Die Vivantes-Klinikleitung betont die Auswirkungen des Streiks: Mehr als 1.000 Krankenhausbetten seien gesperrt, Schlag­an­fall­pa­ti­en­t:in­nen könnten nur eingeschränkt versorgt werden, 2.000 Pa­ti­en­t:in­nen warteten auf verschobene Operationen, darunter 200 Tumorpatient:innen. „Der Streik ist für alle belastend“, erwidert Silvia Habekost. „Aber wir erfahren ganz viel Unterstützung von den Patienten, auch von Ärzten – weil der Normalzustand so unerträglich ist und wir den für die Zukunft verbessern müssen.“

Zwei Operationen gleichzeitig

Die Krankenschwestern im Verdi-Streikstand ziehen ihre Jacken enger um den Körper. Ein steifer Wind pustet die Flugblätter vom Tisch. In zwei Operationsälen seien sie oft gleichzeitig tätig, erzählen die Frauen. „Man springt hin und her“. Sie sei seit 35 Jahren am Urban, sagt die Anästhesie-Schwester, die Arbeit mache immer noch Spaß, aber die ständige Gängelei der Krankenhausleitung sei psychisch belastend: „Schneller, schneller, mehr, mehr.“ Chefärzte, schimpft eine der OP-Schwestern, die könne sich der Konzern leisten, und Oberärzte gebe es massenhaft. „Ein Oberarzt“ rechnet eine der Frauen vor, bekommt netto so viel wie ich in 5 Monaten.“

Nicht nur Pflegekräfte streiken, sondern auch das Personal der Reinigung, Essensausgabe und Sterilisation, Laborangestellte, Arzt­hel­fe­r:in­nen, Physiotherapeut:innen. Sie sind größtenteils bei Vivantes-Tochtergesellschaften beschäftigt. Wenn sie nicht vorher beim Mutterkonzern Vivantes tätig waren, verdienen sie deutlich schlechter – bis zu 900 Euro weniger für dieselbe Arbeit.

Viele erhalten laut Verdi nicht einmal den Landesmindestlohn von 12,50 Euro. Verlangt wird daher die Eingliederung in den Tarifvertrag des öffentlichen Dienstes. Und weil man realistisch sei, sagt Verdi-Verhandlungsführer Ivo Garbe, fordere man das nicht von jetzt auf gleich, sondern in einem Stufenplan. „Aber klar ist: Die Beschäftigten müssen schon in diesem Jahr mehr Geld bekommen.“

Am vergangenen Freitag hatte Vivantes erstmals „ein verhandlungsfähiges Angebot“ für die Tochtergesellschaften vorgelegt, so Garbe. Er habe Hoffnung, dass die Verhandlungen noch in dieser Woche weitergehen könnten.

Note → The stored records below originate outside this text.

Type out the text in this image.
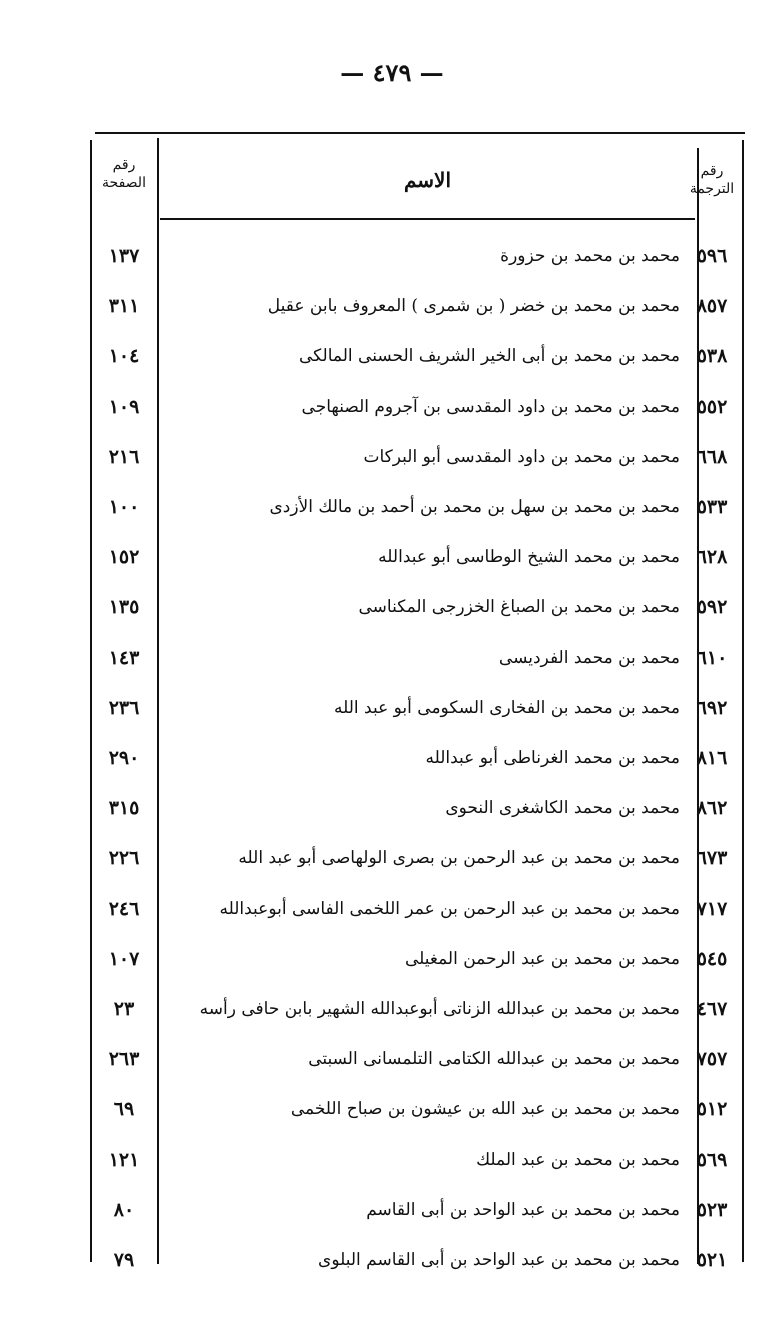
— ٤٧٩ —
رقم
الترجمة
الاسم
رقم
الصفحة
٥٩٦
محمد بن محمد بن حزورة
١٣٧
٨٥٧
محمد بن محمد بن خضر ( بن شمرى ) المعروف بابن عقيل
٣١١
٥٣٨
محمد بن محمد بن أبى الخير الشريف الحسنى المالكى
١٠٤
٥٥٢
محمد بن محمد بن داود المقدسى بن آجروم الصنهاجى
١٠٩
٦٦٨
محمد بن محمد بن داود المقدسى أبو البركات
٢١٦
٥٣٣
محمد بن محمد بن سهل بن محمد بن أحمد بن مالك الأزدى
١٠٠
٦٢٨
محمد بن محمد الشيخ الوطاسى أبو عبدالله
١٥٢
٥٩٢
محمد بن محمد بن الصباغ الخزرجى المكناسى
١٣٥
٦١٠
محمد بن محمد الفرديسى
١٤٣
٦٩٢
محمد بن محمد بن الفخارى السكومى أبو عبد الله
٢٣٦
٨١٦
محمد بن محمد الغرناطى أبو عبدالله
٢٩٠
٨٦٢
محمد بن محمد الكاشغرى النحوى
٣١٥
٦٧٣
محمد بن محمد بن عبد الرحمن بن بصرى الولهاصى أبو عبد الله
٢٢٦
٧١٧
محمد بن محمد بن عبد الرحمن بن عمر اللخمى الفاسى أبوعبدالله
٢٤٦
٥٤٥
محمد بن محمد بن عبد الرحمن المغيلى
١٠٧
٤٦٧
محمد بن محمد بن عبدالله الزناتى أبوعبدالله الشهير بابن حافى رأسه
٢٣
٧٥٧
محمد بن محمد بن عبدالله الكتامى التلمسانى السبتى
٢٦٣
٥١٢
محمد بن محمد بن عبد الله بن عيشون بن صباح اللخمى
٦٩
٥٦٩
محمد بن محمد بن عبد الملك
١٢١
٥٢٣
محمد بن محمد بن عبد الواحد بن أبى القاسم
٨٠
٥٢١
محمد بن محمد بن عبد الواحد بن أبى القاسم البلوى
٧٩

An dieser Stelle kommt auch noch Franziska Giffey ins Spiel. In der Zionskirche in Prenzlauer Berg traf sie sich zwei Tage nach ihrem Wahlsieg mit den Streikenden und schlug ihren SPD-Kollegen, den früheren Brandenburger Ministerpräsidenten Matthias Platzeck als Vermittler in den festgefahrenen Verhandlungen vor. Die taz ließ Giffey wissen, dass „bei den anstehenden Sondierungsgesprächen mit allen Parteien die Krankenhausfinanzierung ein wichtiges Thema sein wird.“

Politiker erzählen viel

Tatsächlich haben die kommunalen Krankenhäuser in den vergangenen Jahren vom Senat so wenig Geld für Investitionen bekommen, dass sie die mit Eigenmitteln querfinanzieren mussten, die eigentlich in die Patientenversorgung fließen könnten. Und der Senat wird seit 2001 von der SPD angeführt.

„Die Politiker erzählen viel, aber es bewegt sich trotzdem nichts“, fürchtet Vivantes-Pflegekraft Silvia Habekost. Wenn allen klar sei, dass es so nicht weitergeht, „wieso braucht man dann 23 Tage Streik?“. Zum taz-Redaktionsschluss dauerten die Verhandlungen bei Vivantes und Charité noch an. Es sei „absolut frustrierend“, sagt auch die OP-Schwester vor dem Urban-Krankenhaus. Im Grunde gebe es den Pflegenotstand schon seit 30 Jahren. „Der Bahnstreik war ganz groß in den Medien.“ Der Krankenhaus-Streik werde kaum beachtet.